O pedido de desarquivamento é necessário porque todas as propostas não apreciadas são arquivadas de uma legislatura para outra. Para que consiga desarquivar a proposição, Moro precisará do apoio de 27 senadores.

A proposta que trata da prisão após segunda instância chegou a ser aprovada pela Comissão de Constituição e Justiça do Senado em dezembro de 2019, mas sua tramitação não teve prosseguimento. Na Câmara, chegou a ser criada uma comissão especial para debater o assunto, mas o relatório final sequer chegou ao Plenário.

Caso Lula

Em 2019 o então ex-presidente Luiz Inácio Lula da Silva, foi solto após 580 dias preso na sede da Superintendência da Polícia Federal do Paraná, em Curitiba.

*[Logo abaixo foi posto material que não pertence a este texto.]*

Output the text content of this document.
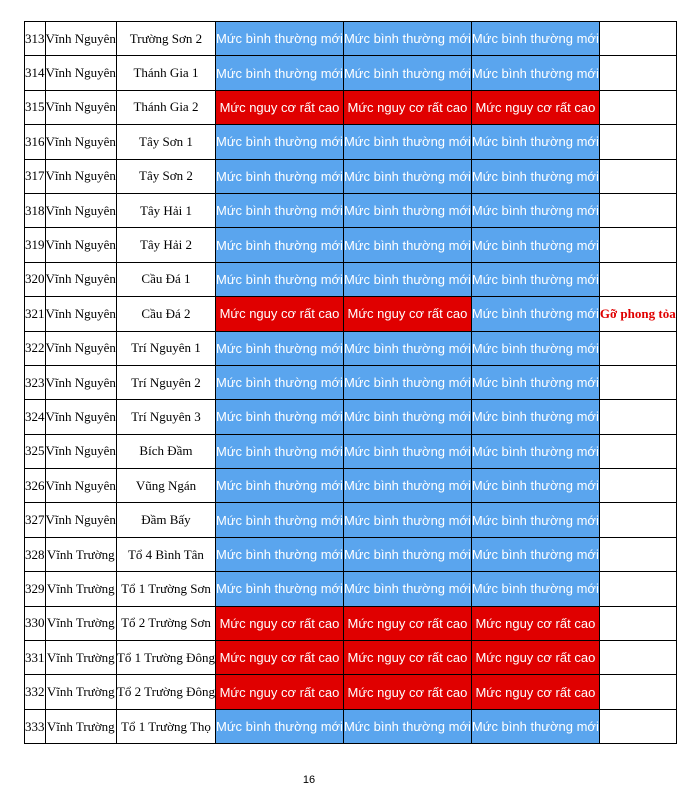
313	Vĩnh Nguyên	Trường Sơn 2	Mức bình thường mới	Mức bình thường mới	Mức bình thường mới	
314	Vĩnh Nguyên	Thánh Gia 1	Mức bình thường mới	Mức bình thường mới	Mức bình thường mới	
315	Vĩnh Nguyên	Thánh Gia 2	Mức nguy cơ rất cao	Mức nguy cơ rất cao	Mức nguy cơ rất cao	
316	Vĩnh Nguyên	Tây Sơn 1	Mức bình thường mới	Mức bình thường mới	Mức bình thường mới	
317	Vĩnh Nguyên	Tây Sơn 2	Mức bình thường mới	Mức bình thường mới	Mức bình thường mới	
318	Vĩnh Nguyên	Tây Hải 1	Mức bình thường mới	Mức bình thường mới	Mức bình thường mới	
319	Vĩnh Nguyên	Tây Hải 2	Mức bình thường mới	Mức bình thường mới	Mức bình thường mới	
320	Vĩnh Nguyên	Cầu Đá 1	Mức bình thường mới	Mức bình thường mới	Mức bình thường mới	
321	Vĩnh Nguyên	Cầu Đá 2	Mức nguy cơ rất cao	Mức nguy cơ rất cao	Mức bình thường mới	Gỡ phong tỏa
322	Vĩnh Nguyên	Trí Nguyên 1	Mức bình thường mới	Mức bình thường mới	Mức bình thường mới	
323	Vĩnh Nguyên	Trí Nguyên 2	Mức bình thường mới	Mức bình thường mới	Mức bình thường mới	
324	Vĩnh Nguyên	Trí Nguyên 3	Mức bình thường mới	Mức bình thường mới	Mức bình thường mới	
325	Vĩnh Nguyên	Bích Đầm	Mức bình thường mới	Mức bình thường mới	Mức bình thường mới	
326	Vĩnh Nguyên	Vũng Ngán	Mức bình thường mới	Mức bình thường mới	Mức bình thường mới	
327	Vĩnh Nguyên	Đầm Bấy	Mức bình thường mới	Mức bình thường mới	Mức bình thường mới	
328	Vĩnh Trường	Tổ 4 Bình Tân	Mức bình thường mới	Mức bình thường mới	Mức bình thường mới	
329	Vĩnh Trường	Tổ 1 Trường Sơn	Mức bình thường mới	Mức bình thường mới	Mức bình thường mới	
330	Vĩnh Trường	Tổ 2 Trường Sơn	Mức nguy cơ rất cao	Mức nguy cơ rất cao	Mức nguy cơ rất cao	
331	Vĩnh Trường	Tổ 1 Trường Đông	Mức nguy cơ rất cao	Mức nguy cơ rất cao	Mức nguy cơ rất cao	
332	Vĩnh Trường	Tổ 2 Trường Đông	Mức nguy cơ rất cao	Mức nguy cơ rất cao	Mức nguy cơ rất cao	
333	Vĩnh Trường	Tổ 1 Trường Thọ	Mức bình thường mới	Mức bình thường mới	Mức bình thường mới	
16
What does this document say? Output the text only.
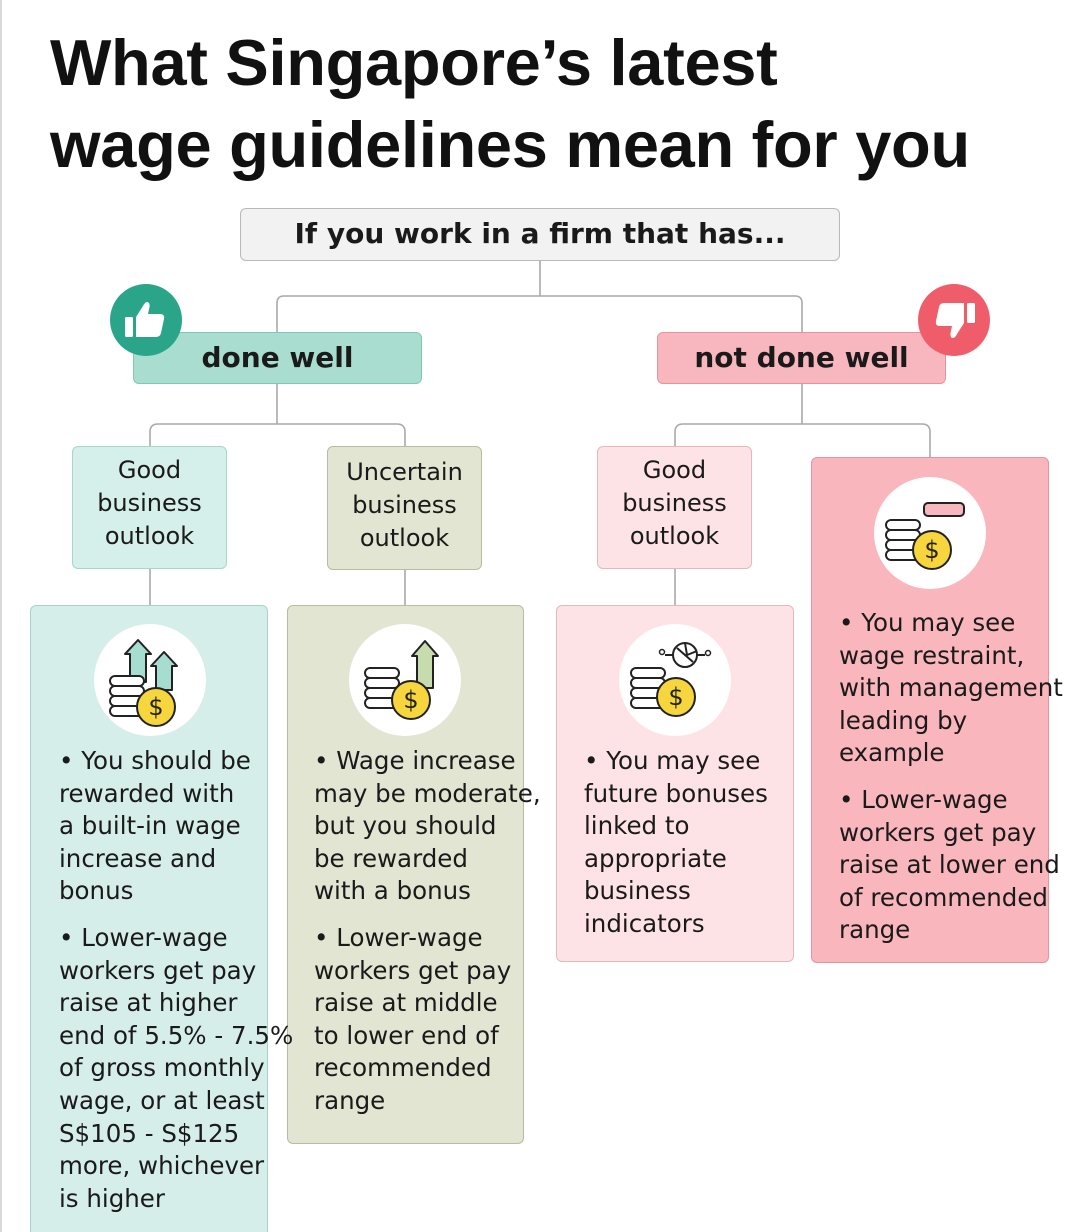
What Singapore’s latest
wage guidelines mean for you
If you work in a firm that has...
done well	not done well
Good
business
outlook
Uncertain
business
outlook
Good
business
outlook
$	$	$
$

• You should be
rewarded with
a built-in wage
increase and
bonus

• Lower-wage
workers get pay
raise at higher
end of 5.5% - 7.5%
of gross monthly
wage, or at least
S$105 - S$125
more, whichever
is higher

• Wage increase
may be moderate,
but you should
be rewarded
with a bonus

• Lower-wage
workers get pay
raise at middle
to lower end of
recommended
range

• You may see
future bonuses
linked to
appropriate
business
indicators

• You may see
wage restraint,
with management
leading by
example

• Lower-wage
workers get pay
raise at lower end
of recommended
range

A soltura do ex-presidente ocorreu um dia após o Supremo Tribunal Federal (STF) ter decidido, por 6 votos a 5, que um condenado só pode ser preso após o trânsito em julgado (o fim dos recursos), Isso alterou a jurisprudência que, desde 2016, tem permitido a prisão logo após a condenação em segunda instância.

A decisão do Supremo, uma das mais esperadas dos últimos anos, tem potencial de beneficiar cerca de 5.000 presos, segundo o Conselho Nacional de Justiça (CNJ). O Brasil tem, no total, aproximadamente 800 mil presos. A soltura foi determinada pelo juiz federal Danilo Pereira Junior. A decisão foi publicada às 16h15 de sexta-feira..

Lula estava preso desde o dia 7 abril de 2018 em uma cela especial da Superintendência da Polícia Federal, em Curitiba. O local mede 15 metros quadrados, tem banheiro e fica isolado no último andar do prédio. Ele não teve contato com outros presos, que vivem na carceragem, no primeiro andar.